HDMI ARC and eARC Connection – Explain it to Me Like I’m an Idiot
I see a lot of people posting about their AV receiver or home theater woes. They often mention that they have their AV receiver and TV connected to their HDMI ARC or eARC ports “like they are supposed to.” But when I look at their setup and how they use it, they are not using ARC or eARC. The confusion around the HDMI ARC and eARC connection continues and I’m going to keep writing articles about it until everyone gets it. So, let’s really break this down.
Location of ARC Ports
The output on your AV receiver will almost always be labeled ARC or eARC (or maybe both). That’s a given. But your TV will have multiple inputs. Usually, only one will be labeled ARC or eARC. That input? It isn’t always in the most convenient location. People use this input simply because of the ARC or eARC label. Even when it isn’t necessary.
The Normal Flow of HDMI
The key to the HDMI ARC and eARC connection is the direction. When we connect our source devices to our AV receiver, we don’t need an ARC or eARC connection. Your game console, Blu-ray player, or cable box doesn’t even have one available. They only have an HDMI output that you run to one of your AV receiver’s inputs (none of which are labeled ARC or eARC). This is because the source device (the game console, player, or cable box) is sending the audio and video to the receiver. This is the “normal” direction of the flow of information.
Think of it like a hose. When you connect a hose to your home spigot, the water flows out from the spigot through the end of the hose. Your source device provides the water, the HDMI cable is the hose, and the hose is connected to your nozzle. Your nozzle is your AV receiver. When you depress the lever, the water comes out. In this analogy, when you turn on the AV receiver, the signal is then sent to the TV. The direction of the flow of information never changes. It goes from the source, through your AV receiver, to your TV. As the information passes through, the AV receiver grabs the audio and plays it while it sends the video to the TV. Easy
The Direction of the HDMI ARC or eARC Connection
The problem is that TVs have gotten smarter. They have lots of apps that people want to use to stream content. This makes them not only the designation for the flow of information but a source of new information. But if they are now a source, they are on the wrong side of the normal flow. Sources should be on the other side of the AV receiver! If not, the audio won’t pass through the AV receiver for it to play. While the video is already at the destination, the audio isn’t passing through the AV receiver. Enter the HDMI ARC or eARC connection.

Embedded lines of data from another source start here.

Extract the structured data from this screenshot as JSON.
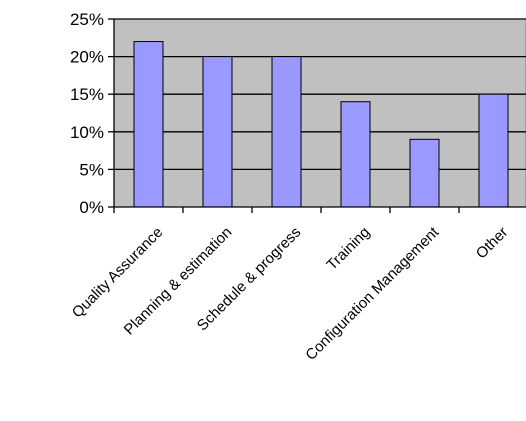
{
  "chart_data": {
    "type": "bar",
    "categories": [
      "Quality Assurance",
      "Planning & estimation",
      "Schedule & progress",
      "Training",
      "Configuration Management",
      "Other"
    ],
    "values": [
      22,
      20,
      20,
      14,
      9,
      15
    ],
    "ylim": [
      0,
      25
    ],
    "yticks": [
      0,
      5,
      10,
      15,
      20,
      25
    ],
    "ytick_labels": [
      "0%",
      "5%",
      "10%",
      "15%",
      "20%",
      "25%"
    ],
    "grid": true,
    "legend": "none",
    "colors": {
      "plot_background": "#c0c0c0",
      "bar_fill": "#9999ff",
      "bar_stroke": "#000000",
      "gridline": "#000000",
      "axis": "#000000",
      "plot_border": "#808080"
    }
  }
}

ARC or eARC allows the flow of SOME information to go back through the HDMI connection. ARC stands for Audio Return Channel. Since the TV is on the wrong side of the AV receiver, there needed to be a way for audio to get the sound from your TV’s apps back to the receiver. You could use another cable, but that defeats the whole idea of the single HDMI cable connection between all your devices.
When you use the HDMI ARC or eARC connection, you can now allow the audio from your TV’s apps to flow to your AV receiver with the same HDMI cable.
Who Needs ARC or eARC?
It should be clear that you only need to connect your AV receiver to your TV with the ARC or eARC ports if you are using the internal apps on your TV to stream content. If you have an external streaming box, or use your game console or another device for streaming content, you don’t need ARC or eARC (and we recommend you disable it for a number of reasons). So, if you’ve connected your AV receiver to your TV using the ARC or eARC port and aren’t using the TV’s internal apps, you can use any HDMI input. If that eARC or ARC port is inconveniently located, switch to a preferable one and simply change the input setting on your TV. You’ll experience no difference in your sound or picture.
Nope. Still don’t get it.
E/ARC should simply be an HDMI OUT on the TV and HDMI in for the receiver. Connect everything to the TV and pass whatever signal is on the TV to the receiver. Easy to understand, no need for anything ELSE and all this mess about source and destination.
Your receiver doesn’t have QMS, 8K, 120, etc.? No need to: sound is coming in from the TV. Just decode and amplify.
But no, E/ARC won’t do that. I get the part about internal TV apps. What if I connect my Apple TV 4K to my new G3 because that’s the only way to make QMS work? How do I send the audio from my TV to my receiver to be decoded and amplified?
Remember, I can’t use an HDMI input in my receiver to connect my Apple TV because I lose QMS. Since my TV has no HDMI out, and the receiver E/ARC port is an output one, how on earth do I get my TV to send its audio (that’s coming from my Apple TV) to the receiver?
Why someone thought this mess was a good idea? What was wrong with replacing the optical out with an evolved standard that could pass the audio stream untouched to a decoder+amplifier?
HDCP is the answer. HDMI isn’t about helping you, the consumer. It is about copyright protection. HDMI has HDCP which prevents piracy. Optical does not. And there is the real answer to this entire mess.
I can understand that. Optical had its own quirks. All I’m asking is for a TV putting out audio via HDMI. Put all the HDCP you want in it. Just allow me to have the TV being the source, not the sink, for audio.